I use EMR to create new instances and process the jobs and then shutdown instances.

我的要求是定期安排工作.一种简单的实现方法是使用石英来触发EMR作业.但是,从更长远的角度来看,我对使用开箱即用的mapreduce调度解决方案感兴趣.我的问题是,我可以使用EMR或AWS-SDK提供的任何现成的计划功能吗?我可以看到在自动缩放中有计划,但是我想改为计划EMR工作流程.

My requirement is to schedule jobs in periodic fashion. One of the easy implementation can be to use quartz to trigger EMR jobs. But looking at longer run I am interested in using out of box mapreduce scheduling solution. My question is that is there any out of box scheduling feature provided by EMR or AWS-SDK, which i can use for my requirement?
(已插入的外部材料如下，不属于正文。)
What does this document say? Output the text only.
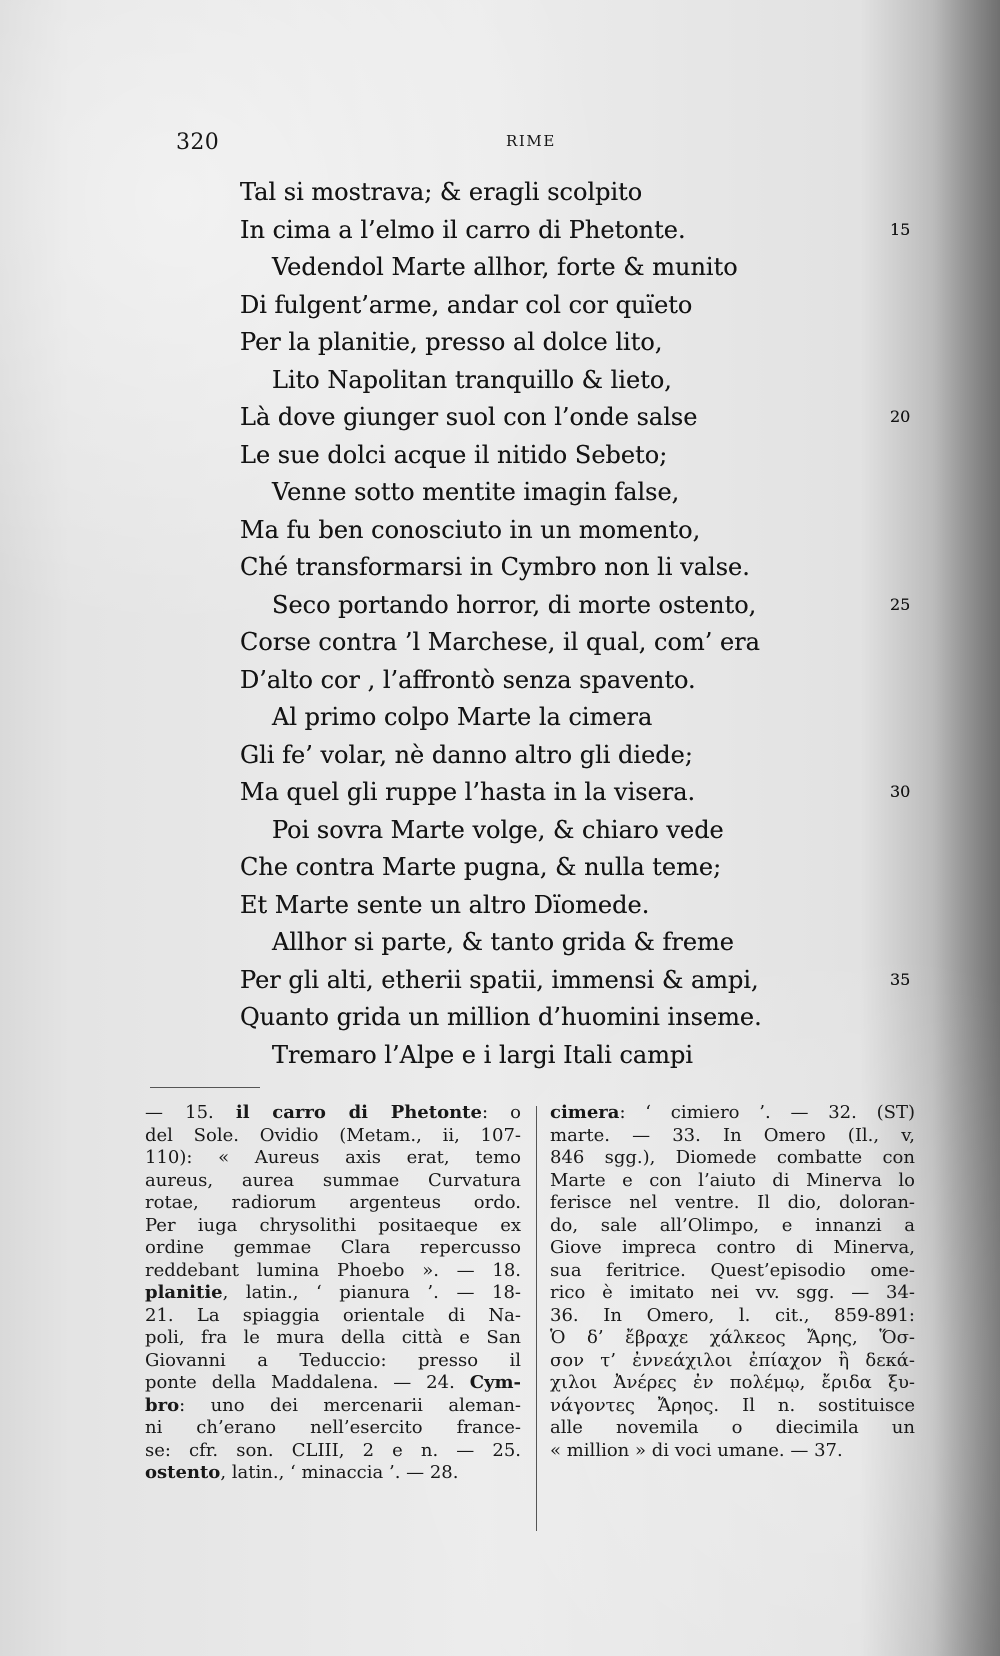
320	RIME
Tal si mostrava; & eragli scolpito
In cima a l’elmo il carro di Phetonte.	15
Vedendol Marte allhor, forte & munito
Di fulgent’arme, andar col cor quïeto
Per la planitie, presso al dolce lito,
Lito Napolitan tranquillo & lieto,
Là dove giunger suol con l’onde salse	20
Le sue dolci acque il nitido Sebeto;
Venne sotto mentite imagin false,
Ma fu ben conosciuto in un momento,
Ché transformarsi in Cymbro non li valse.
Seco portando horror, di morte ostento,	25
Corse contra ’l Marchese, il qual, com’ era
D’alto cor , l’affrontò senza spavento.
Al primo colpo Marte la cimera
Gli fe’ volar, nè danno altro gli diede;
Ma quel gli ruppe l’hasta in la visera.	30
Poi sovra Marte volge, & chiaro vede
Che contra Marte pugna, & nulla teme;
Et Marte sente un altro Dïomede.
Allhor si parte, & tanto grida & freme
Per gli alti, etherii spatii, immensi & ampi,	35
Quanto grida un million d’huomini inseme.
Tremaro l’Alpe e i largi Itali campi
— 15. il carro di Phetonte: o
del Sole. Ovidio (Metam., ii, 107-
110): « Aureus axis erat, temo
aureus, aurea summae Curvatura
rotae, radiorum argenteus ordo.
Per iuga chrysolithi positaeque ex
ordine gemmae Clara repercusso
reddebant lumina Phoebo ». — 18.
planitie, latin., ‘ pianura ’. — 18-
21. La spiaggia orientale di Na-
poli, fra le mura della città e San
Giovanni a Teduccio: presso il
ponte della Maddalena. — 24. Cym-
bro: uno dei mercenarii aleman-
ni ch’erano nell’esercito france-
se: cfr. son. CLIII, 2 e n. — 25.
ostento, latin., ‘ minaccia ’. — 28.
cimera: ‘ cimiero ’. — 32. (ST)
marte. — 33. In Omero (Il., v,
846 sgg.), Diomede combatte con
Marte e con l’aiuto di Minerva lo
ferisce nel ventre. Il dio, doloran-
do, sale all’Olimpo, e innanzi a
Giove impreca contro di Minerva,
sua feritrice. Quest’episodio ome-
rico è imitato nei vv. sgg. — 34-
36. In Omero, l. cit., 859-891:
Ὁ δ’ ἔβραχε χάλκεος Ἄρης, Ὅσ-
σον τ’ ἐννεάχιλοι ἐπίαχον ἢ δεκά-
χιλοι Ἀνέρες ἐν πολέμῳ, ἔριδα ξυ-
νάγοντες Ἄρηος. Il n. sostituisce
alle novemila o diecimila un
« million » di voci umane. — 37.
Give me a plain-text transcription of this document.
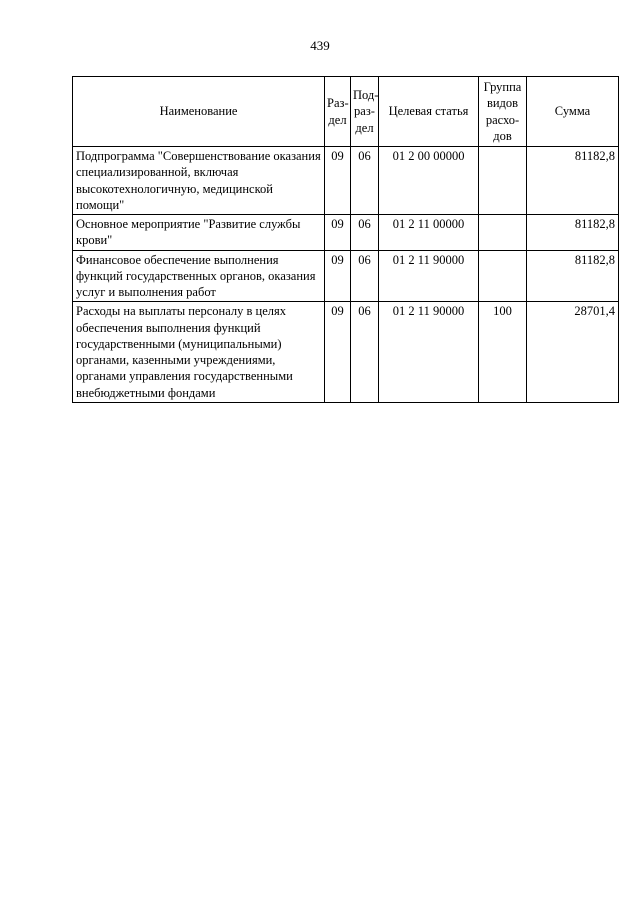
439
Наименование	Раз-дел	Под-раз-дел	Целевая статья	Группа видов расхо-дов	Сумма
Подпрограмма "Совершенствование оказания специализированной, включая высокотехнологичную, медицинской помощи"	09	06	01 2 00 00000		81182,8
Основное мероприятие "Развитие службы крови"	09	06	01 2 11 00000		81182,8
Финансовое обеспечение выполнения функций государственных органов, оказания услуг и выполнения работ	09	06	01 2 11 90000		81182,8
Расходы на выплаты персоналу в целях обеспечения выполнения функций государственными (муниципальными) органами, казенными учреждениями, органами управления государственными внебюджетными фондами	09	06	01 2 11 90000	100	28701,4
I can see there is scheduling in Auto scaling, but i want to schedule EMR jobflow instead.

推荐答案

适用于Hadoop的Apache Oozie工作流计划程序为此.

Oozie是用于管理Apache Hadoop作业的工作流调度程序系统.

Oozie is a workflow scheduler system to manage Apache Hadoop jobs.

Oozie Workflow作业是操作的有向无环图(DAG).

Oozie Workflow jobs are Directed Acyclical Graphs (DAGs) of actions.

Oozie Coordinator作业是由以下人员触发的周期性Oozie Workflow作业 时间(频率)和数据可用性.

Oozie Coordinator jobs are recurrent Oozie Workflow jobs triggered by time (frequency) and data availabilty.

Oozie与其他Hadoop堆栈集成在一起,支持 开箱即用的几种类型的Hadoop作业(例如Java map-reduce, 流式Map-Reduce,Pig,Hive,Sqoop和Distcp)以及系统 特定的作业(例如Java程序和Shell脚本).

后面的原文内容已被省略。